LME tin has been the strongest-performing base metal in 2026, surging approximately 70% year-over-year to trade near $50,000 per tonne in early June. The rally reflects a perfect storm of supply constraints: Indonesia's mining license delays and export restrictions, combined with Myanmar's prolonged Wa State mine ban, have simultaneously tightened the two largest sources of global tin supply.

Together, Indonesia and Myanmar account for roughly 40% of global tin exports. Indonesia's refined tin shipments fell 33% in 2024 to 46,000 tonnes, and mine production dropped 28% due to broader restrictions on mining quotas. In Myanmar, the Wa State — which accounts for more than 70% of the country's tin output — has maintained its mining ban since August 2023, with production falling approximately 40%.

LME tin inventories reflect the severity of the squeeze. Stocks in LME warehouses stood at just 2,220 tonnes at mid-2025, down 53.3% from 4,760 tonnes at the start of the year. While inventories have partially recovered since, they remain at levels that leave the market acutely sensitive to any additional disruption. The first supply deficit since 2021 is now widely expected by analysts including Coface and BMI.

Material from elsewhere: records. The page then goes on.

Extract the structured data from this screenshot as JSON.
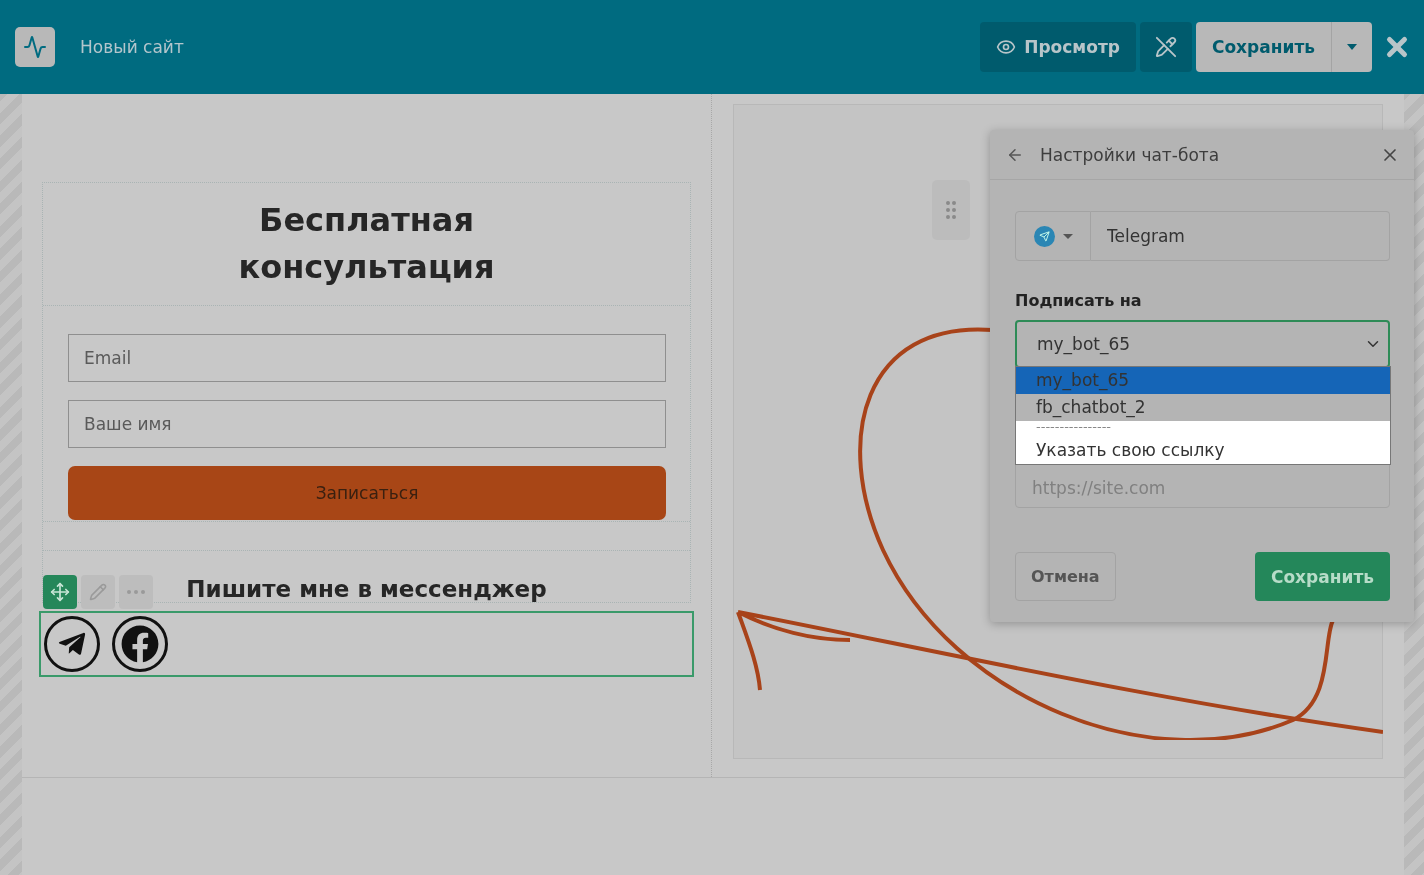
{
  "header": {
    "site_name": "Новый сайт",
    "preview_button": "Просмотр",
    "save_button": "Сохранить"
  },
  "form": {
    "heading": "Бесплатная консультация",
    "fields": [
      {
        "placeholder": "Email"
      },
      {
        "placeholder": "Ваше имя"
      }
    ],
    "submit": "Записаться",
    "messenger_heading": "Пишите мне в мессенджер"
  },
  "modal": {
    "title": "Настройки чат-бота",
    "channel": {
      "value": "Telegram"
    },
    "subscribe_label": "Подписать на",
    "select": {
      "value": "my_bot_65"
    },
    "options": [
      {
        "kind": "bot",
        "label": "my_bot_65",
        "selected": true
      },
      {
        "kind": "bot",
        "label": "fb_chatbot_2",
        "selected": false
      },
      {
        "kind": "separator",
        "label": "----------------",
        "selected": false
      },
      {
        "kind": "custom",
        "label": "Указать свою ссылку",
        "selected": false
      }
    ],
    "url_field": {
      "placeholder": "https://site.com"
    },
    "cancel_button": "Отмена",
    "save_button": "Сохранить"
  }
}
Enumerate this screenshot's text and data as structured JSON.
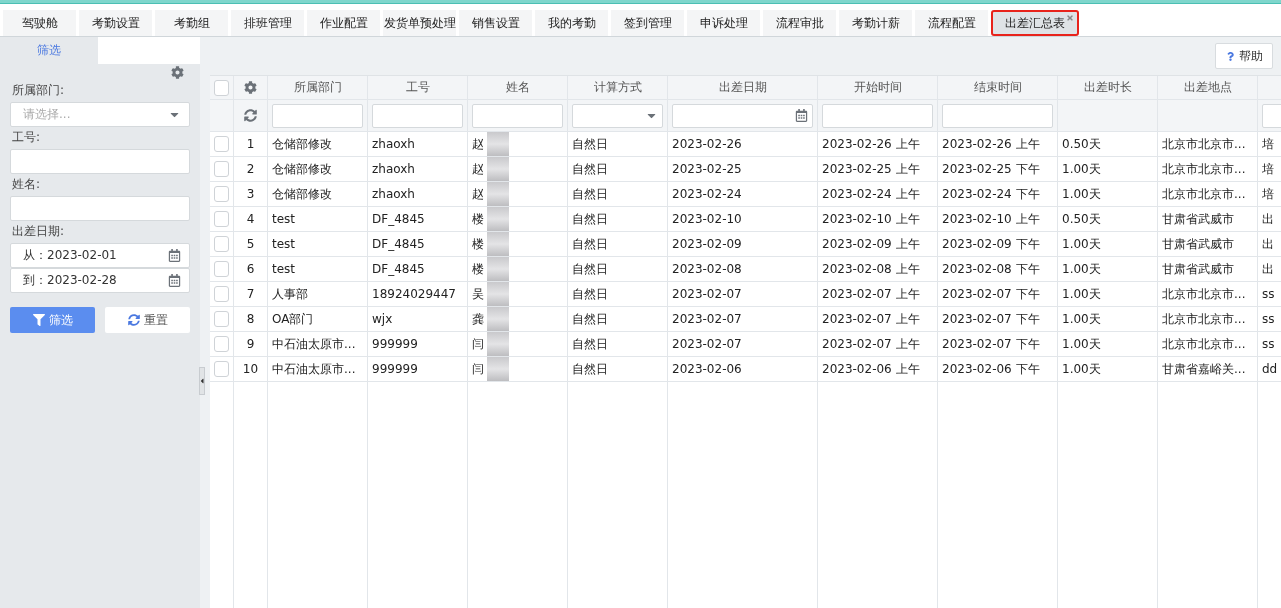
{
  "tabs": [
    {
      "label": "驾驶舱",
      "selected": false
    },
    {
      "label": "考勤设置",
      "selected": false
    },
    {
      "label": "考勤组",
      "selected": false
    },
    {
      "label": "排班管理",
      "selected": false
    },
    {
      "label": "作业配置",
      "selected": false
    },
    {
      "label": "发货单预处理",
      "selected": false
    },
    {
      "label": "销售设置",
      "selected": false
    },
    {
      "label": "我的考勤",
      "selected": false
    },
    {
      "label": "签到管理",
      "selected": false
    },
    {
      "label": "申诉处理",
      "selected": false
    },
    {
      "label": "流程审批",
      "selected": false
    },
    {
      "label": "考勤计薪",
      "selected": false
    },
    {
      "label": "流程配置",
      "selected": false
    },
    {
      "label": "出差汇总表",
      "selected": true,
      "closable": true
    }
  ],
  "sidebar": {
    "tab": "筛选",
    "fields": [
      {
        "kind": "select",
        "label": "所属部门:",
        "placeholder": "请选择..."
      },
      {
        "kind": "text",
        "label": "工号:"
      },
      {
        "kind": "text",
        "label": "姓名:"
      }
    ],
    "date_label": "出差日期:",
    "date_from": "从：2023-02-01",
    "date_to": "到：2023-02-28",
    "filter_button": "筛选",
    "reset_button": "重置"
  },
  "help_button": "帮助",
  "table": {
    "select_all_checked": false,
    "columns": [
      {
        "label": "所属部门",
        "kind": "text"
      },
      {
        "label": "工号",
        "kind": "text"
      },
      {
        "label": "姓名",
        "kind": "text"
      },
      {
        "label": "计算方式",
        "kind": "select"
      },
      {
        "label": "出差日期",
        "kind": "date"
      },
      {
        "label": "开始时间",
        "kind": "text"
      },
      {
        "label": "结束时间",
        "kind": "text"
      },
      {
        "label": "出差时长",
        "kind": "plain"
      },
      {
        "label": "出差地点",
        "kind": "plain"
      },
      {
        "kind": "text"
      }
    ],
    "rows": [
      {
        "no": "1",
        "checked": false,
        "cells": [
          "仓储部修改",
          "zhaoxh",
          "赵",
          "自然日",
          "2023-02-26",
          "2023-02-26 上午",
          "2023-02-26 上午",
          "0.50天",
          "北京市北京市...",
          "培"
        ]
      },
      {
        "no": "2",
        "checked": false,
        "cells": [
          "仓储部修改",
          "zhaoxh",
          "赵",
          "自然日",
          "2023-02-25",
          "2023-02-25 上午",
          "2023-02-25 下午",
          "1.00天",
          "北京市北京市...",
          "培"
        ]
      },
      {
        "no": "3",
        "checked": false,
        "cells": [
          "仓储部修改",
          "zhaoxh",
          "赵",
          "自然日",
          "2023-02-24",
          "2023-02-24 上午",
          "2023-02-24 下午",
          "1.00天",
          "北京市北京市...",
          "培"
        ]
      },
      {
        "no": "4",
        "checked": false,
        "cells": [
          "test",
          "DF_4845",
          "楼",
          "自然日",
          "2023-02-10",
          "2023-02-10 上午",
          "2023-02-10 上午",
          "0.50天",
          "甘肃省武威市",
          "出"
        ]
      },
      {
        "no": "5",
        "checked": false,
        "cells": [
          "test",
          "DF_4845",
          "楼",
          "自然日",
          "2023-02-09",
          "2023-02-09 上午",
          "2023-02-09 下午",
          "1.00天",
          "甘肃省武威市",
          "出"
        ]
      },
      {
        "no": "6",
        "checked": false,
        "cells": [
          "test",
          "DF_4845",
          "楼",
          "自然日",
          "2023-02-08",
          "2023-02-08 上午",
          "2023-02-08 下午",
          "1.00天",
          "甘肃省武威市",
          "出"
        ]
      },
      {
        "no": "7",
        "checked": false,
        "cells": [
          "人事部",
          "18924029447",
          "吴",
          "自然日",
          "2023-02-07",
          "2023-02-07 上午",
          "2023-02-07 下午",
          "1.00天",
          "北京市北京市...",
          "ss"
        ]
      },
      {
        "no": "8",
        "checked": false,
        "cells": [
          "OA部门",
          "wjx",
          "龚",
          "自然日",
          "2023-02-07",
          "2023-02-07 上午",
          "2023-02-07 下午",
          "1.00天",
          "北京市北京市...",
          "ss"
        ]
      },
      {
        "no": "9",
        "checked": false,
        "cells": [
          "中石油太原市...",
          "999999",
          "闫",
          "自然日",
          "2023-02-07",
          "2023-02-07 上午",
          "2023-02-07 下午",
          "1.00天",
          "北京市北京市...",
          "ss"
        ]
      },
      {
        "no": "10",
        "checked": false,
        "cells": [
          "中石油太原市...",
          "999999",
          "闫",
          "自然日",
          "2023-02-06",
          "2023-02-06 上午",
          "2023-02-06 下午",
          "1.00天",
          "甘肃省嘉峪关...",
          "dd"
        ]
      }
    ]
  }
}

Market hopes for a restart of Myanmar's Wa State mines have repeatedly fallen short. The International Tin Association announced in July 2025 that shipments from Wa State would resume, but by late 2025 no verifiable progress had materialized. Fitch Solutions' BMI has adopted a 'wait and see' approach, noting that news of a resumption has circulated for months without concrete action. This ongoing uncertainty is a structural bullish factor.

Demand from the electronics and semiconductor sectors remains robust. Global shipments of silicon wafers are expected to grow 5.2% in 2026 after 5.4% growth in 2025, directly boosting tin demand for solder. Data center construction and AI infrastructure buildout are additional structural demand drivers that analysts expect to persist regardless of macroeconomic conditions.

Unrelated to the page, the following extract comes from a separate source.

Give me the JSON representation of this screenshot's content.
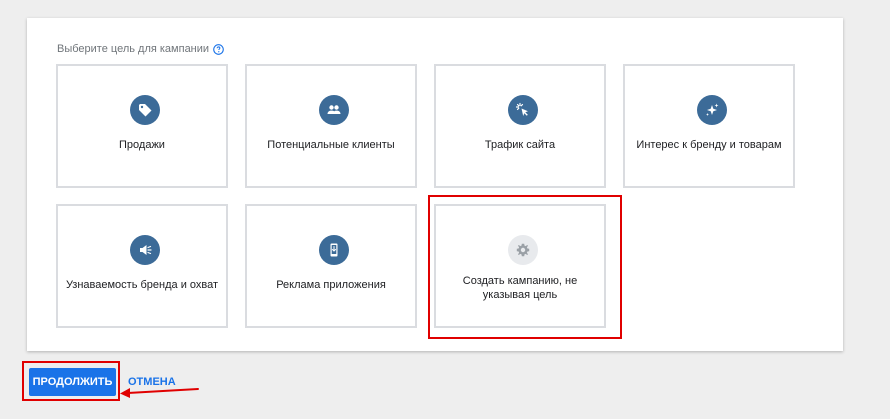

What this means for buyers

Tin at $50,000/t with critically low exchange inventories leaves buyers highly exposed to further upside. The key variable is Wa State in Myanmar — any genuine resumption of mining could trigger a sharp correction toward $35,000/t, but continued delays could push prices toward $55,000-60,000/t. Buyers should adopt a layered approach: cover essential volume at current levels for the next 3-6 months, maintain flexibility for opportunistic purchasing if Wa restarts, and explore substitution options where feasible (lead-free solder alternatives, reduced tin content in alloys).